– Parece que en junio tendré que ir a Florida.
– ¿Ah, sí? Tal vez puedas acercarte a vernos.
Los dos sabían que no iba a suceder. Ahora les separaban cerca de 7.000 millas y si Hull iba a Miami les separaría bastantes menos. Sin embargo, no era cuestión de espacio ni de horas de avión.
– Depende del tiempo que tenga que estar -dijo Hull-, Sinceramente, lo veo difícil.
– Bueno -dijo su hijo-. Tenme al corriente.
– Dale un abrazo a Brenda y otro al pequeño David.

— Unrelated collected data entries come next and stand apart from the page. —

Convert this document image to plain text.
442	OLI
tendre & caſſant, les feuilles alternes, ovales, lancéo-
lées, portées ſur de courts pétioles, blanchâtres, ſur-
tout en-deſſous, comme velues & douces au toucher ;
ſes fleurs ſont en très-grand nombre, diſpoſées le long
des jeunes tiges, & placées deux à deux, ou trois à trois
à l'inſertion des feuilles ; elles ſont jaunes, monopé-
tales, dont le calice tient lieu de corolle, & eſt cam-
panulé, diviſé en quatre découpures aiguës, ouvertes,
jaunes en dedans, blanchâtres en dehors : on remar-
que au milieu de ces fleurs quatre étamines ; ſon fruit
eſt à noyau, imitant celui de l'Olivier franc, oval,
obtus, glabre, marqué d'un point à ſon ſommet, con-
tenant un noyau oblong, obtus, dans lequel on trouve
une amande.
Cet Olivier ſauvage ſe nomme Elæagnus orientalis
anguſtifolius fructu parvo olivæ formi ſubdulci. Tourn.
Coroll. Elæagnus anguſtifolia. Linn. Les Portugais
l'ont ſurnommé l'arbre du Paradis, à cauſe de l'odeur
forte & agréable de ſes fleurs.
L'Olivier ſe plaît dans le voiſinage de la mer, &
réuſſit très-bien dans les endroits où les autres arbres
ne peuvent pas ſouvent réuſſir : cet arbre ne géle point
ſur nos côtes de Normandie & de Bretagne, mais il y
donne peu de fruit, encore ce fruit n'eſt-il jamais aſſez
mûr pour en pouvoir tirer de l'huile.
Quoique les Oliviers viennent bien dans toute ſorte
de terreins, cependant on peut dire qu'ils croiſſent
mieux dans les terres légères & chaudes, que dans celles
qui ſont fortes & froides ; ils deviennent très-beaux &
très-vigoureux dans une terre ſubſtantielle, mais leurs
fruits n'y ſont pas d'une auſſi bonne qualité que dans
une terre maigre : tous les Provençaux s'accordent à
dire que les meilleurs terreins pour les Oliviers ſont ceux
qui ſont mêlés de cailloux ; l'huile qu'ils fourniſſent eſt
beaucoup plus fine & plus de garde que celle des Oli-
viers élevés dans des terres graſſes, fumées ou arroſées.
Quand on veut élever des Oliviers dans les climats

– Lo haré. Hasta pronto, papá.
Nadie sobre la tierra pronunciaba la palabra «papá» con más paternalismo que su propio hijo, se dijo Hull al colgar. Por su cabeza pasaron Honduras, Bolivia, México, Nicaragua, Maryland, Cuba y España. Su memoria vagaba inquieta y en ninguno de esos lugares encontraba asilo. Cincuenta y siete años eran muchos años. ¿En qué momento había empezado a perder el control? Ya casi nunca lograba expulsar la sensación de que su pasado se había convertido en un armario cerrado a la fuerza. Uno de esos armarios en donde se han guardado demasiados objetos sin colocar y que hay que abrir con cuidado para que no caiga todo de golpe, las maletas, los zapatos, las equivocaciones.
Philip Hull se dirigió a la cocina. Le alivió el tacto fresco de las baldosas bajo los pies descalzos. Abrió la nevera, tomó un emparedado de queso y se sentó en una silla blanca junto a la mesa blanca también. Se levantó para servirse un vaso de leche. Mordió el blanco emparedado, bebió el líquido blanco y pidió a nadie una moratoria, cinco meses de calma antes de que le dieran su último destino. A su edad nada iba a comenzar de nuevo y, en cuanto a su carrera profesional, aunque había logrado mantenerse, promocionarse según los mínimos exigidos, nunca despegó. Ya no esperaba ninguna recompensa, pero sí un destino lo bastante honorable como para que le dejaran dar los últimos retoques a Philip Hull, el diplomático errante, el hombre de ojos atormentados que sin embargo sabía mirar con franqueza, el viejo capitán.